Cogió el cuchillo de su boca y le acarició la mejilla.

—Yo también te quiero.

La cara cobró vida entre espasmos cuando ella la tocó.

—¡Gracias a Dios, Boo! Sabía que no le dejarías matarme.

Ella retrocedió blandiendo el cuchillo mientras Evan trataba de acercarse a ella arrastrándose.

—No tienes por qué tener miedo… Siento haberte asustado antes.

Sin abrir la boca, Natalie salió hacia atrás por la puerta de la furgoneta y puso el pie en la gravilla del terraplén sin apartar los ojos de él.

Evan empezó a forcejear con más frenesí, pero Natalie sabía atar cuerdas tan bien como él.

—Mira… las cosas que dije antes… Estaba enfadado. ¡Sabes que nunca te haría daño! ¿Boo? ¡BOO!

Natalie cerró la puerta de la furgoneta.
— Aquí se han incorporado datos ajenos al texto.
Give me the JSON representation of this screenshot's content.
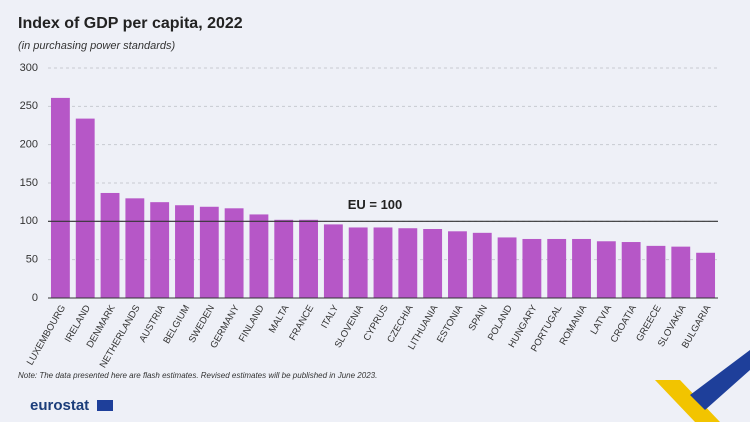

Rodeó el vehículo y clavó el cuchillo de caza en el lateral de los cuatro neumáticos, y luego se metió la hoja del arma debajo de la pretina de los tejanos.

La bruma se había despejado un poco, y la luna borrosa iluminaba el espacio abierto de la playa donde Evan había aparcado la furgoneta. Altos árboles de hoja perenne rodeaban el mirador a un lado, mientras que un malecón rocoso y abrupto descendía hasta las olas en el otro. Una curva de asfalto situada en el borde del óvalo de gravilla se adentraba en la oscuridad entre los árboles.

Natalie se llenó los pulmones con una bocanada de aire nocturno frío y purificador y se permitió derramar una lágrima —solo una— antes de enfilar la carretera en busca de una cabina para llamar a la policía.